Friday, March 20, 2009

First day of spring

It hasn't exactly been winter: no frost, no snow but big splashy flakes last Sunday. Wintery sentiments of cocoa by the fire (or TV) gave way back in January to New Years' resolutions, now also long gone. I went spring clothes shopping with Melissa a month ago, and had to try on my new skirt again to remind myself what it was like. This awkward interim between seasons maybe be thanks to the forces of marketing more than nature, but it's still a relief to officially say today is Spring.

There's a pink tree outside my office window, and the rain has let up momentarily. Campus is mostly empty.



Nate and Melissa are looking at houses. $300k, three bedrooms, a loan at 4%, a zipcode outside the city. A yard for a pony-sized dog.

It was a shock to my identity to consider living outside Seattle. Wallingford doesn't exactly bustle, but we've got fancy cupcakes and a view of the city from the bottom of the street. People look happy and interested when you say you live in Wallingford. No one says, "Oh, Lynnwood! I love that neighborhood."
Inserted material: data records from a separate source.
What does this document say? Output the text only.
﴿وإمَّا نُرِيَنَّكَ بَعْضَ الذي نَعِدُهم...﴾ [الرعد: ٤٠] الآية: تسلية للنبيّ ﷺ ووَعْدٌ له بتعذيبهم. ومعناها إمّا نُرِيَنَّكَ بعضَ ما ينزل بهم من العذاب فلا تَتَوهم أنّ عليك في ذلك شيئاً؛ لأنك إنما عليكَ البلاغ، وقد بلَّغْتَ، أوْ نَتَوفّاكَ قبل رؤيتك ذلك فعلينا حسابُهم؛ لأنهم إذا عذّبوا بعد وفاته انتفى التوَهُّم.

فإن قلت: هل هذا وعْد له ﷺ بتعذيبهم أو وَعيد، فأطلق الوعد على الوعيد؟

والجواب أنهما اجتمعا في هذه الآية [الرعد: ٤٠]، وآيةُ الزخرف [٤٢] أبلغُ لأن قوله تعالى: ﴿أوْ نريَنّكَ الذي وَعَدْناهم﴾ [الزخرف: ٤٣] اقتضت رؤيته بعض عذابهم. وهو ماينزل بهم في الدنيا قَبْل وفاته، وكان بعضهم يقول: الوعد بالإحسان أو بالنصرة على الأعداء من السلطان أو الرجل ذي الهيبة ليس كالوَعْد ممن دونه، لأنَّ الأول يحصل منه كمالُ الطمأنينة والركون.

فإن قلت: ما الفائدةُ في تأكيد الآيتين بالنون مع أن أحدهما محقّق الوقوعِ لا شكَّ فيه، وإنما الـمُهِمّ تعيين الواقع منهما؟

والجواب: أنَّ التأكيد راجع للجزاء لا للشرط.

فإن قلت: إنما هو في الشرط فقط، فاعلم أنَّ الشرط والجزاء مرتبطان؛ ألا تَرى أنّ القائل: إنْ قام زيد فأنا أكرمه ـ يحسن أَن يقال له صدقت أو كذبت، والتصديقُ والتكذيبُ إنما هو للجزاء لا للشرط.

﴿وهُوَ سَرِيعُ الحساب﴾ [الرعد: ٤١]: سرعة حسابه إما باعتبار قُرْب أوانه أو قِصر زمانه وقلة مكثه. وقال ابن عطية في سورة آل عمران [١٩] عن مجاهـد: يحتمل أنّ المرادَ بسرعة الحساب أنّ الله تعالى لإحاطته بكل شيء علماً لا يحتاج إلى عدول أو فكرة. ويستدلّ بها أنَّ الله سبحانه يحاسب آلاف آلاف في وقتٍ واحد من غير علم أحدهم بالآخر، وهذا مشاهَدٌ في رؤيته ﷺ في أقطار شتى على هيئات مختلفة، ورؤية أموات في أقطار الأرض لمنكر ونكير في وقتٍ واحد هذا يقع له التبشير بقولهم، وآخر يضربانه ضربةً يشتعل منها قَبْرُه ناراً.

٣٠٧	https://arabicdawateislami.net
But, browsing Redfin, houses get bigger and prices smaller as you click further from Seattle. Developments with names like Windy Willowpines advertise low rates through preferred lenders. Pristine homes in gated communities offer benefits that make me feel both sick and entitled: "A security entry gate to ensure that only friendly faces are at your doorstep." I'm again conflicted to edge my cursor carefully away from my old neighborhood, my own school district. I may become comfortable outside the city, but I don't want Everett on my address labels.